Being a patient at John Stoddard Cancer Center, an organization he previously oversaw as Iowa Health - Des Moines’ chief operating officer, was “a little bit of a Catch-22,” David recalled. Or as a couple of colleagues suggested, it sometimes felt like “Undercover Boss.”

“It was hard when I was being wheeled into the operating room and I was the patient,” he said. “I think it’s made me a better administrator going through that. It’s not just hypothetical - I’ve been there.”

At Blank Children’s Hospital, his colleagues again wore “Stark Cancer Fight” bracelets, which they had done while Becky was in treatment.

“Outside of the chemotherapy days that I was off every other Tuesday, I was at work every day,” he said. “That was important to me, not in terms of some heroic effort, but in terms of some normalcy.”


A return to normal

Looking back after a year of being cancer-free, David said the experience has made Becky and him closer than ever.

“It put things in perspective,” he said, “and it allowed us to grow closer together.
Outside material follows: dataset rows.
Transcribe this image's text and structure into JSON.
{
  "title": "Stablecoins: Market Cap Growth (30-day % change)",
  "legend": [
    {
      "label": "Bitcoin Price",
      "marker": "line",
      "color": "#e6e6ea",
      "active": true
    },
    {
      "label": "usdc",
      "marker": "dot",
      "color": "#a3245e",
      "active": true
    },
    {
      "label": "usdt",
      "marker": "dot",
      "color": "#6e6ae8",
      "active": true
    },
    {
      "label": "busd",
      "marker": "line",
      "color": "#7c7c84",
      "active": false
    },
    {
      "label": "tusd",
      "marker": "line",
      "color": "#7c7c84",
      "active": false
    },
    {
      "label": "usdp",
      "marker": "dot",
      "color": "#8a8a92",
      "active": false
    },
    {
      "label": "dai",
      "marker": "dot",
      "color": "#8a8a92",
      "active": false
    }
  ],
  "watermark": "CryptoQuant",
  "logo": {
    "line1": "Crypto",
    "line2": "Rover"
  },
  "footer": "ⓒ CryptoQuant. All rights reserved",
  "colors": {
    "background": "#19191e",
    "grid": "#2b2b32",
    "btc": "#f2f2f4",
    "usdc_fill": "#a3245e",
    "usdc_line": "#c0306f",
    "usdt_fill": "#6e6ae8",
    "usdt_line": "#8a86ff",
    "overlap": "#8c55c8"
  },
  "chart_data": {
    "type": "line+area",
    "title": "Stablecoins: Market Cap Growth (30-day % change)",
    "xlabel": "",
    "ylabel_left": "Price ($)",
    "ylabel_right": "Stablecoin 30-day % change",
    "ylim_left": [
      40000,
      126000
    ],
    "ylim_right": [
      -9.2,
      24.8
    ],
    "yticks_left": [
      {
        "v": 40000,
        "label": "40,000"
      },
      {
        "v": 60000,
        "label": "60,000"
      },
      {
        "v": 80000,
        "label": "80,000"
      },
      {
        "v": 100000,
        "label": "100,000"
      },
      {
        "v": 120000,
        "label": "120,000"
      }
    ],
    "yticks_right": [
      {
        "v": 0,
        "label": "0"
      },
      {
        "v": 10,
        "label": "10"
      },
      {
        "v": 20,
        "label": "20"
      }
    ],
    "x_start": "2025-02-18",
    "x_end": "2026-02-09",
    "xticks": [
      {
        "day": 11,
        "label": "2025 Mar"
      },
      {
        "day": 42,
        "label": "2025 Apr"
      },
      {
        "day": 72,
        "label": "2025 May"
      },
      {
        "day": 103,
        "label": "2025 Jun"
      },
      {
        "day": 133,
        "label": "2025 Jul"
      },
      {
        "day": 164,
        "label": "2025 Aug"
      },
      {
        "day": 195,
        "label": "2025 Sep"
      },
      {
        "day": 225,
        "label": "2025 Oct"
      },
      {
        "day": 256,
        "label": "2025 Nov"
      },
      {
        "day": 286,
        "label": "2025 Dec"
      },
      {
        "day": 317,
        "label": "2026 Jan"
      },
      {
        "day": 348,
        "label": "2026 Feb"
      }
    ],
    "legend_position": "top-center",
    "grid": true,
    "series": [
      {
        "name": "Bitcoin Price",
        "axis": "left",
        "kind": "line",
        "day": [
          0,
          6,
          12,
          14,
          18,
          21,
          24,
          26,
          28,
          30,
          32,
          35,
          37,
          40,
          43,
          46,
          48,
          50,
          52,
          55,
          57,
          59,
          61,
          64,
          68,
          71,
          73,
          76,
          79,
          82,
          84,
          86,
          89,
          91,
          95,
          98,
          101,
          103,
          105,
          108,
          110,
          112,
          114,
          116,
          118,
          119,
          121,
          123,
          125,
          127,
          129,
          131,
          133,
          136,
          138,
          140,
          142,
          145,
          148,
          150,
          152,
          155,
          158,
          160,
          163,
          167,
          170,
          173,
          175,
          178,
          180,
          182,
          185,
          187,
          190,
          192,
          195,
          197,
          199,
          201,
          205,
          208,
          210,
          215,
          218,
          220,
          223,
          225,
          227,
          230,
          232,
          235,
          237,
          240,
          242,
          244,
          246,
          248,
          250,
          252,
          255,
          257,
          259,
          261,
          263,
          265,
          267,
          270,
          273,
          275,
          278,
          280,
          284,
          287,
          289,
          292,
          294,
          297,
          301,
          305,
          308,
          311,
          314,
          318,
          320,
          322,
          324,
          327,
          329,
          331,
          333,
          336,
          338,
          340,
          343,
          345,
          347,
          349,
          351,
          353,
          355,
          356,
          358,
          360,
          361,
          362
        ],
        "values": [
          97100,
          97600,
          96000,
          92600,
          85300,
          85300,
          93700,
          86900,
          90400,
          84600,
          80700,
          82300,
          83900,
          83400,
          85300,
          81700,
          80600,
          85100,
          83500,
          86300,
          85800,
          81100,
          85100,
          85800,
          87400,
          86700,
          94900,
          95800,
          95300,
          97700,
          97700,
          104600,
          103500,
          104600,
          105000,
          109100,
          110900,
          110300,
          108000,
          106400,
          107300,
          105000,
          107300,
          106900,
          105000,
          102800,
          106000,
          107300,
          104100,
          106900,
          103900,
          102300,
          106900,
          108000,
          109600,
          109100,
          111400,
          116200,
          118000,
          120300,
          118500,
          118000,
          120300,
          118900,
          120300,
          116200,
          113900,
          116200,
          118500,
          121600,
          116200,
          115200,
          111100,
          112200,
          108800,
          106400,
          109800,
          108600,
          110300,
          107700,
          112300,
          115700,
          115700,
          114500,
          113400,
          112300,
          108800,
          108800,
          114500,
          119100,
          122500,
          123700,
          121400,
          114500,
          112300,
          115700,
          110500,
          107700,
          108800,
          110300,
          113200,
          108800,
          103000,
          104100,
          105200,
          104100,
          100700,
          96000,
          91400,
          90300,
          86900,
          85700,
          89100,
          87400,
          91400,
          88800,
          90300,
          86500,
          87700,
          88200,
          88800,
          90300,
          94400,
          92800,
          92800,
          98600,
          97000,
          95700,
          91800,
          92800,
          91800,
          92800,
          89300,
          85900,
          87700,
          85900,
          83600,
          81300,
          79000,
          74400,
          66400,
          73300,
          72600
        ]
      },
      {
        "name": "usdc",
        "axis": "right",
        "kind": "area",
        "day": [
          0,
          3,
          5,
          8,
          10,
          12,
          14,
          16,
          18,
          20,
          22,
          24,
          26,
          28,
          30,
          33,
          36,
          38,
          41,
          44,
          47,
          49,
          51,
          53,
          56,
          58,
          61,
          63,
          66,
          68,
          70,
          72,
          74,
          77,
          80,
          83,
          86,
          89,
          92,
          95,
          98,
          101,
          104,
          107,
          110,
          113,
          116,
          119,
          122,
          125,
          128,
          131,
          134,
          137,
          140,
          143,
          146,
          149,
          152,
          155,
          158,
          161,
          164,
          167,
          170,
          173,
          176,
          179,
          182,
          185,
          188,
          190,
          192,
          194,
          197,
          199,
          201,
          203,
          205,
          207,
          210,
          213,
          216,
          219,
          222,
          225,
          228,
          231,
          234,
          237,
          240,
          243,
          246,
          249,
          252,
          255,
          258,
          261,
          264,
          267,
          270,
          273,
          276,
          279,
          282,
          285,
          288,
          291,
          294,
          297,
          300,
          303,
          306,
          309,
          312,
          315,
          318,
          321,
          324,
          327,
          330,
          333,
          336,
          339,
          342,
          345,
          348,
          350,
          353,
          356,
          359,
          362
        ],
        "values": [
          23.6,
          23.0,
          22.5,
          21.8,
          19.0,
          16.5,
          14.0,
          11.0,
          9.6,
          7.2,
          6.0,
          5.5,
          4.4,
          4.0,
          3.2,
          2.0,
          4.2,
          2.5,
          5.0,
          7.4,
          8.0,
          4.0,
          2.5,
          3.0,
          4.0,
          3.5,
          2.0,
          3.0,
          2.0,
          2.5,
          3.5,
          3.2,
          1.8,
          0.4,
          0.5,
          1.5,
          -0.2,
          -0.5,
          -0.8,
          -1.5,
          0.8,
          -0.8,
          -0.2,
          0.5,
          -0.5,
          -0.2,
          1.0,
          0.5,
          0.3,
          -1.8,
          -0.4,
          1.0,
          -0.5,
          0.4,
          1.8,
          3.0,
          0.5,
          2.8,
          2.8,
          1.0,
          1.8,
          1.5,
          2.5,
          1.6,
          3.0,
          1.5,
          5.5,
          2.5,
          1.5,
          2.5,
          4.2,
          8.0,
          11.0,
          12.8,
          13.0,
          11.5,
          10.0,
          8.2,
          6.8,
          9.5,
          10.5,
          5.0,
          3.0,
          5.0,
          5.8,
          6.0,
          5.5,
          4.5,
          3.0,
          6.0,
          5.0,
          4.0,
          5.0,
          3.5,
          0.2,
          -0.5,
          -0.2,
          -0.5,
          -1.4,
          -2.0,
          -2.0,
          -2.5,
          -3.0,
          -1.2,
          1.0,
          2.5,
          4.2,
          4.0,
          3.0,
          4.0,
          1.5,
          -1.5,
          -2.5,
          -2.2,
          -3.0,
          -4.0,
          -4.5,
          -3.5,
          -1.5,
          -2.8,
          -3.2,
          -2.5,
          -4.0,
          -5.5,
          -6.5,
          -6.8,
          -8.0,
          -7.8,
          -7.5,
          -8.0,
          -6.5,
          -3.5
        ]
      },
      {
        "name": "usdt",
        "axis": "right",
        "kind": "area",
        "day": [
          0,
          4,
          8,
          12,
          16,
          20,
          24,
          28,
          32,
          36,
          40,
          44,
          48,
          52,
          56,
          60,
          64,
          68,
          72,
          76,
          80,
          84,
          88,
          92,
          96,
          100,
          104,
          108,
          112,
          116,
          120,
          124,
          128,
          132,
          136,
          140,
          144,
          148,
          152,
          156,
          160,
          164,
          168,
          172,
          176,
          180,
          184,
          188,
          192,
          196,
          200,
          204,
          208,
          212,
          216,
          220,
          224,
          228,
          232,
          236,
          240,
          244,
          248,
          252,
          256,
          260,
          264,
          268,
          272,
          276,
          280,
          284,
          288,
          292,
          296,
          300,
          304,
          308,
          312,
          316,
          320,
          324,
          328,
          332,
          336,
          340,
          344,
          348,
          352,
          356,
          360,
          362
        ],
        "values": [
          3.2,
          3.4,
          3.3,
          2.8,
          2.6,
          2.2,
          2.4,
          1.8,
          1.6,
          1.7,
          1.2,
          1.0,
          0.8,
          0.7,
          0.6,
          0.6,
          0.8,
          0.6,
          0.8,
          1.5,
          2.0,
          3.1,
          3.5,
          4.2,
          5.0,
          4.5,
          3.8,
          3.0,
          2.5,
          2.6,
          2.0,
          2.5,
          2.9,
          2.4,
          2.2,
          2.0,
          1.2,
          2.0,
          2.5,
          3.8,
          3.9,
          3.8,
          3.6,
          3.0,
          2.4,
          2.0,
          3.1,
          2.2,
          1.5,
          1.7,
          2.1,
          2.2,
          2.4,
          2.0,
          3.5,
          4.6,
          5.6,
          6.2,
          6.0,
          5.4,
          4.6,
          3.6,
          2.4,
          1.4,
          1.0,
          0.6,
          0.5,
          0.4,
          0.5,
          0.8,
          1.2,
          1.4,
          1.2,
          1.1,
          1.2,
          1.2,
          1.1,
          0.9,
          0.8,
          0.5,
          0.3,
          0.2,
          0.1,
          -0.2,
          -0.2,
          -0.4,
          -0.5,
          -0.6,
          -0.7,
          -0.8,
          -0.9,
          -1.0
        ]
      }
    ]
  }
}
We had conversations that most couples don’t have, particularly at this point in their marriage.”

“I feel like both of us understand each other’s strengths and weaknesses,” Becky said. “And where weaknesses are, we can compensate. And with those strengths, they’re even stronger.”

Do they feel they’re through the worst?

“I don’t think there’s any other way to feel,” David said. “You have to believe that, that it’s over. That’s a pretty powerful ‘drug’ that we take, along with prayer. We’ve had excellent care and follow-up and today we are both cancer-free, which is a great place to be. We will closely monitor it the rest of our lives, and that will impact our kids. ... There’s not a day that goes by that you don’t think about cancer, but you don’t let it dominate your life.”

Or let it ruin your Tuesdays, for that matter.